6-3 is not 3-6! Where’s the love?
The Denver Broncos are 6-3.
So are the New England Patriots, the Pittsburgh Steelers and the Arizona Cardinals.
Two of those teams played for it all last season. One of those teams lost in Denver, one of them won here. Two of them are leading their divisions, and all of them have dropped games that should have been won.
None of them, however, is considered a bad team. They’re elite, jaw-dropping, media darlings. And not one of those teams has suffered a three-game losing streak.
Of course, not one of them has won six in a row. Not one of those special, shining examples of football has beaten three division leaders as Denver has. And none of them has a quarterback who has thrown fewer interceptions.
So after watching the Broncos’ offense sputter to fewer than zero passing yards in the second half after Kyle Orton’s injury, after witnessing No. 8 find deep, open receivers to the tune of almost 200 yards in the first 30 minutes against the top-rated pass defense in the NFL, after opening up 6-0, a feat described by most experts as more difficult than finding a sober Lindsay Lohan, please get off of Orton’s back.He’s our quarterback. Drowning in déjà vu as the Chargers clawed their way out of yet another three-game hole in the division hurts. So does dropping a game to the NFL’s favorite cellar of chaos, the Redskins. But the Steelers have faced similar shame at the hands of the Bears. New England lost to the Jets. Arizona couldn’t handle San Francisco in Arizona.
Denver isn’t the only divisional leader sporting the deep scar of a shameful loss; it’s just the only one that everyone loves to hate. It’s the only team that has ESPN sportscasters squirming in their stools with gleeful doubt.
However, if you want to go by records, which by the way is how the playoff berths are determined, the Broncos are the sixth-best team in the NFL. 6-3 just ain’t that bad.
Football is a game of inches, but it’s also a game of odds. It takes a fortuitous bounce of the ball or two to win it all, and when the ball bounces your way so many times through the first six games of the season, it’s bound to go the other way eventually.

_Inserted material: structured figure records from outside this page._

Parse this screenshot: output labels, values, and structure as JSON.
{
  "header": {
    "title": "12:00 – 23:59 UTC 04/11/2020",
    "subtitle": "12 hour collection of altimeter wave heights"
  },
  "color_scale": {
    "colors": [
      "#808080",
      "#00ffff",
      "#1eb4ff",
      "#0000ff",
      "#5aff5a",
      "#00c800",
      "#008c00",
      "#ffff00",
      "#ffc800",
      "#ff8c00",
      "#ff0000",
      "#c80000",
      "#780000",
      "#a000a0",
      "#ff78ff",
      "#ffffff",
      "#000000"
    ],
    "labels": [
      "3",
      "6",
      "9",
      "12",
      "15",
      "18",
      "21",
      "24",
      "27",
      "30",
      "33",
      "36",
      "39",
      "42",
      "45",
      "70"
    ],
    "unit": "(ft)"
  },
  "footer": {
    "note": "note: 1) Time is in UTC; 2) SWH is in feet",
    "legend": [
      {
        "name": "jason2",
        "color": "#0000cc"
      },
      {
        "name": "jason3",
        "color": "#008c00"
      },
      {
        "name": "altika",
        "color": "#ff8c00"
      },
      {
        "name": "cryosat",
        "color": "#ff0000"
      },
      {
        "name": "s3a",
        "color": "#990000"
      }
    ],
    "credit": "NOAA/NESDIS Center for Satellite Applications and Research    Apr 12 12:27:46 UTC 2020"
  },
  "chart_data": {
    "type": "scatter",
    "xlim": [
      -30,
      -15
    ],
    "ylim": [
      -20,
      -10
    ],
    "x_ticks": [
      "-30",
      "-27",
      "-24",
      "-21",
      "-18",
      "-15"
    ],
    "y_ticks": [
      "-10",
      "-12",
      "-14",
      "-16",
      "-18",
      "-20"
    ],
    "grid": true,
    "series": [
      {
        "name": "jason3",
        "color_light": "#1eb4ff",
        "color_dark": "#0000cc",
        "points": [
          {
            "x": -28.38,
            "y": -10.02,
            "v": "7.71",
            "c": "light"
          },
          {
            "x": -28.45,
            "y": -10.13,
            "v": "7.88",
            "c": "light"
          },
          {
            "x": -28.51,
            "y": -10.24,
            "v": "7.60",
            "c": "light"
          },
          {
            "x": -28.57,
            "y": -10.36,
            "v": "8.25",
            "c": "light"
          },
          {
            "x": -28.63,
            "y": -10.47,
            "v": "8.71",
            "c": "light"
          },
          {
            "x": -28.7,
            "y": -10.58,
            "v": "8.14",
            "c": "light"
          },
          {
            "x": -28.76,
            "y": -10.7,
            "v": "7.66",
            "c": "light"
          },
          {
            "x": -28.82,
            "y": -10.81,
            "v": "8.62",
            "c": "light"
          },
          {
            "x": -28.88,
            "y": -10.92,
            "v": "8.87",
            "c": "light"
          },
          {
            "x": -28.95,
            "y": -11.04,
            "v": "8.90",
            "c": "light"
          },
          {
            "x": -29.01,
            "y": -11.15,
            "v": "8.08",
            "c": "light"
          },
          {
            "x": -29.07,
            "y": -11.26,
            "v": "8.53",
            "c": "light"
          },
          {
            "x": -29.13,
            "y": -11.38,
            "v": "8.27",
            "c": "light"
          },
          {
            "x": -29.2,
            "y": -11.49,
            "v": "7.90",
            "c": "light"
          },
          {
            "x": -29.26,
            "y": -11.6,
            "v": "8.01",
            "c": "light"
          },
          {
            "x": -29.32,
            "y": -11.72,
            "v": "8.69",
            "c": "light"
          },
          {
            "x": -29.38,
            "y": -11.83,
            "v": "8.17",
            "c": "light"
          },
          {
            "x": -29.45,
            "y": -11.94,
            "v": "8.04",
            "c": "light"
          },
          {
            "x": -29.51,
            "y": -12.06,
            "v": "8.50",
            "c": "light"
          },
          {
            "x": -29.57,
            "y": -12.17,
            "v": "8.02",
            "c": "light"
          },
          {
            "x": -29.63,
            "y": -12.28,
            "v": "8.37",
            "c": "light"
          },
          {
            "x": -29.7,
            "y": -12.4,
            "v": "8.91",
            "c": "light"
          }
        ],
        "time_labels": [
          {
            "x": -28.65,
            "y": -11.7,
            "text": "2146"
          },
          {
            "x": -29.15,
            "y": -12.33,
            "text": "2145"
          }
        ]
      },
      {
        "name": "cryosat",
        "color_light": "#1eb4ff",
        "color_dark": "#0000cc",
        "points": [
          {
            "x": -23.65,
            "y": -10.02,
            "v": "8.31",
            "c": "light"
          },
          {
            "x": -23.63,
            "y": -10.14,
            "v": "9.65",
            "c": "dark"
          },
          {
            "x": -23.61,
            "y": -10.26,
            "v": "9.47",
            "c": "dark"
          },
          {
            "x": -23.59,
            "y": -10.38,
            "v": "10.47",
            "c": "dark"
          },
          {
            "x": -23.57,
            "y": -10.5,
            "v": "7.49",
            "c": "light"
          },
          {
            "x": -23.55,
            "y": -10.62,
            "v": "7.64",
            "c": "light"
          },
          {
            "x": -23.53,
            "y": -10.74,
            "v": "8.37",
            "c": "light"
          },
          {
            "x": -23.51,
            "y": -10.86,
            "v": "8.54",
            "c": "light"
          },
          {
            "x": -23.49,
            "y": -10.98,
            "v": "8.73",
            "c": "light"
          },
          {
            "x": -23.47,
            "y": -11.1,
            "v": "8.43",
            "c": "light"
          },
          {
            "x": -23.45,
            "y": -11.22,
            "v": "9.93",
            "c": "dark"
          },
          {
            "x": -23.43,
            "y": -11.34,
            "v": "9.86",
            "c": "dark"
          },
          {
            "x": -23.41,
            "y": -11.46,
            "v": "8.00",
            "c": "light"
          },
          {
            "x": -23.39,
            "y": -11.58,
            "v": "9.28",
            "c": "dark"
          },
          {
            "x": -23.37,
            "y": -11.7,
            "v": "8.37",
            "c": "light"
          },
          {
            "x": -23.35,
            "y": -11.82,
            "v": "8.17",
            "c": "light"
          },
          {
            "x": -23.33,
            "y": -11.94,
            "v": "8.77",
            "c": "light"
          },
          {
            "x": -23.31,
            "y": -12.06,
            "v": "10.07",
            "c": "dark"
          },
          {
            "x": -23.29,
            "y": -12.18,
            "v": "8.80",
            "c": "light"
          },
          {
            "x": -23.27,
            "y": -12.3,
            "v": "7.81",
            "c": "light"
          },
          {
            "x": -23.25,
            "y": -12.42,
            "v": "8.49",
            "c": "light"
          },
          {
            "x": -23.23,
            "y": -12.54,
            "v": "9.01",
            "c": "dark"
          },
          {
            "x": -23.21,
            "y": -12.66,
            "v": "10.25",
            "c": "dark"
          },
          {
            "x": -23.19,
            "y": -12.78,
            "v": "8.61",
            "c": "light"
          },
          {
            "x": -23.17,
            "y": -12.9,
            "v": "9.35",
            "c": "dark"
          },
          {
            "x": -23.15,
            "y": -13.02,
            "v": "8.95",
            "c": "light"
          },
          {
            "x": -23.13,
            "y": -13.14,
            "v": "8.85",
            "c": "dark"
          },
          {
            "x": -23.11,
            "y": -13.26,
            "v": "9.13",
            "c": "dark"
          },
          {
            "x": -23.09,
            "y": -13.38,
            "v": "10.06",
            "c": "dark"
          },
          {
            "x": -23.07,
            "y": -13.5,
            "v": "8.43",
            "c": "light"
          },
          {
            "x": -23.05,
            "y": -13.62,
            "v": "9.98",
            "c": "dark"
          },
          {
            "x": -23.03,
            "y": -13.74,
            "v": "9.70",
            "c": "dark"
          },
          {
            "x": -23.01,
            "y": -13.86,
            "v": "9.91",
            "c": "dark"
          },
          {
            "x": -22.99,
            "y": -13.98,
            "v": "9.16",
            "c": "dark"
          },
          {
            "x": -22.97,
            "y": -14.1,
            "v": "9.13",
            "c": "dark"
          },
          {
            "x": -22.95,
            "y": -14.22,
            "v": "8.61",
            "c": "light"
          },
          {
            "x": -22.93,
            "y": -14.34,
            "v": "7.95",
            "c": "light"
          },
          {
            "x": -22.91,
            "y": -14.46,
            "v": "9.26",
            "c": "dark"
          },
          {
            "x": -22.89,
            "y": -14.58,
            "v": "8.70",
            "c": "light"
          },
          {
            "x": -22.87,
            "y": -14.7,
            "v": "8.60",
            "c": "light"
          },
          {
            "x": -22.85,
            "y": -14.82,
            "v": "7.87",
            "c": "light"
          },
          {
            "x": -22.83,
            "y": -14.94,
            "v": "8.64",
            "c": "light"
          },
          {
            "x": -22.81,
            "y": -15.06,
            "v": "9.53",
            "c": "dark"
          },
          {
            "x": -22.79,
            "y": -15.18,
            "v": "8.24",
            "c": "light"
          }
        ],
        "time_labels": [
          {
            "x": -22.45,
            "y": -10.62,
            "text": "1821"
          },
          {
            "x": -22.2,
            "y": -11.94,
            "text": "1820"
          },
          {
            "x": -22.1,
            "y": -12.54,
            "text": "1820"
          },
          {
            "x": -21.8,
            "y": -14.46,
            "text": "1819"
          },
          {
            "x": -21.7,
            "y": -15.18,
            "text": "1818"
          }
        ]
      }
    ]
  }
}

Remember, it’s OK to be in charge of the AFC West with the second-place team, a team you’ve already bested, coming into your house needing to beat you head-to-head to take hold of the top spot. It’s OK to be one of only 10 teams in the entire league with at least six wins. No matter what certain local, half-celebrity television reporters say, it’s OK to have a starting quarterback who ranks 12th in passing efficiency with over 2,000 yards and an 11-to-4 touchdown-to-interception ratio.
Excuse me if the metaphorical horse seems dead, but the fact remains that despite the buzz, the gridiron Broncos are alive and well. Denver isn’t going to quit playing football because it has already defied the odds in mid-November. It won’t throw in the towel because some halfwit stands on a tiny soapbox in front of a downtown news camera and whines that Orton can’t throw it farther than three yards. The man is in the top half of the league in yards per attempt – ahead of Kurt Warner, Carson Palmer and Matt Ryan.

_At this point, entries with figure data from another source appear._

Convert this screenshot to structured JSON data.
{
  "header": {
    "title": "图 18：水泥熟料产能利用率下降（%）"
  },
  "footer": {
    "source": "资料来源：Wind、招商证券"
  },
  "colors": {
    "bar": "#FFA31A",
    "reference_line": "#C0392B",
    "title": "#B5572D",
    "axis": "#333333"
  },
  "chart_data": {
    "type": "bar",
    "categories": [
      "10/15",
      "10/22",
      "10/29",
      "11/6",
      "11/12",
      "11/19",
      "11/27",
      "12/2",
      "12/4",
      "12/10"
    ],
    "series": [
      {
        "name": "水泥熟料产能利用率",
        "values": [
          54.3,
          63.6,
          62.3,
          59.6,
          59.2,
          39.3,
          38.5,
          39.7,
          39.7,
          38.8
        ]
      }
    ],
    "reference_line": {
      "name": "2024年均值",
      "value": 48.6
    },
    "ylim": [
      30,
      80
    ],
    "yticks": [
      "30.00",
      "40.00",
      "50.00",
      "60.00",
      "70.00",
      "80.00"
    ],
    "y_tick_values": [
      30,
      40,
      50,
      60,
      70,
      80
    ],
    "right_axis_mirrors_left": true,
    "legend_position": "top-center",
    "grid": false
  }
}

And Jay Cutler. Bringing up former players and long-lost baggage isn’t the point of this wakeup call, but somehow, through all of the success, there are still fans begging for the return of the worst quarterback in the NFL. It’s simple. Kyle Orton’s care of the football and heady play has made Denver a better team. Cutler’s league-leading 17 interceptions have literally crippled the Bears.
One last time, Denver is 6-3, not 3-6. There are five other teams with the same mark through nine games, and none of them is panicked. We shouldn’t be either.

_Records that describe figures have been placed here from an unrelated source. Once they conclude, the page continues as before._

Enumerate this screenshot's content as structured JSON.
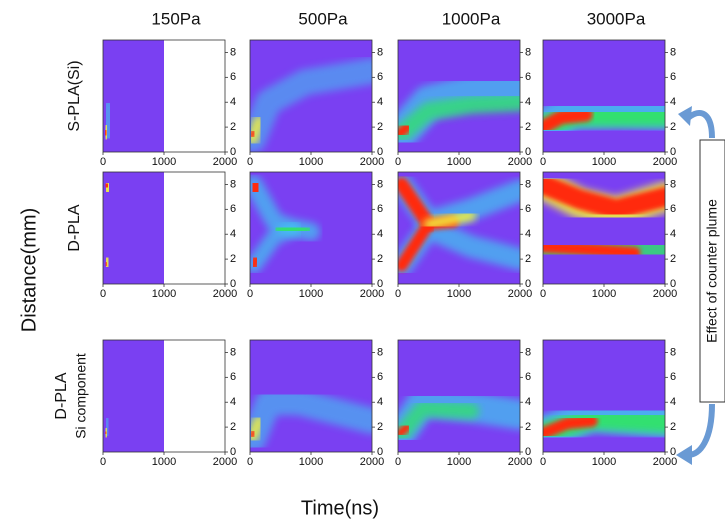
{
  "columns": [
    "150Pa",
    "500Pa",
    "1000Pa",
    "3000Pa"
  ],
  "rows": [
    {
      "label": "S-PLA(Si)"
    },
    {
      "label": "D-PLA"
    },
    {
      "label": "D-PLA",
      "sublabel": "Si component"
    }
  ],
  "x_axis": {
    "label": "Time(ns)",
    "ticks": [
      0,
      1000,
      2000
    ]
  },
  "y_axis": {
    "label": "Distance(mm)",
    "ticks": [
      0,
      2,
      4,
      6,
      8
    ]
  },
  "annotation": "Effect of counter plume"
}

The defense has been a scythe of opposing quarterbacks, ranking second in the league with 29 sacks. It’s fourth in points allowed. It held Tom Brady, Randy Moss and Wes Welker to 17 — half as many as Indianapolis allowed. This isn’t just a good football team, it’s a division-leading, Patriots-beating, odds-defying behemoth that will keep its head high and mind focused. It didn’t give up when so many had it pegged as the scourge of the AFC, and it won’t give up now.
So where’s the love? Where’s the diehard loyalty when it should be easy to come by. No one gave Denver a chance to take the first two months of the season by storm, and now, after three losses, the wagons have dispersed in a race to remind everyone that they, too, knew all along that Denver couldn’t do it.
Come on. This is the city that birthed LoDo out of a forlorn warehouse district. A group of people who climb mountains when they want to relax. A township of citizens who breathe air that makes visitors wheeze. There’s resilience here. Heart. Some good, old-fashioned grit. Let’s show some.
This losing streak isn’t an omen, it’s an opportunity.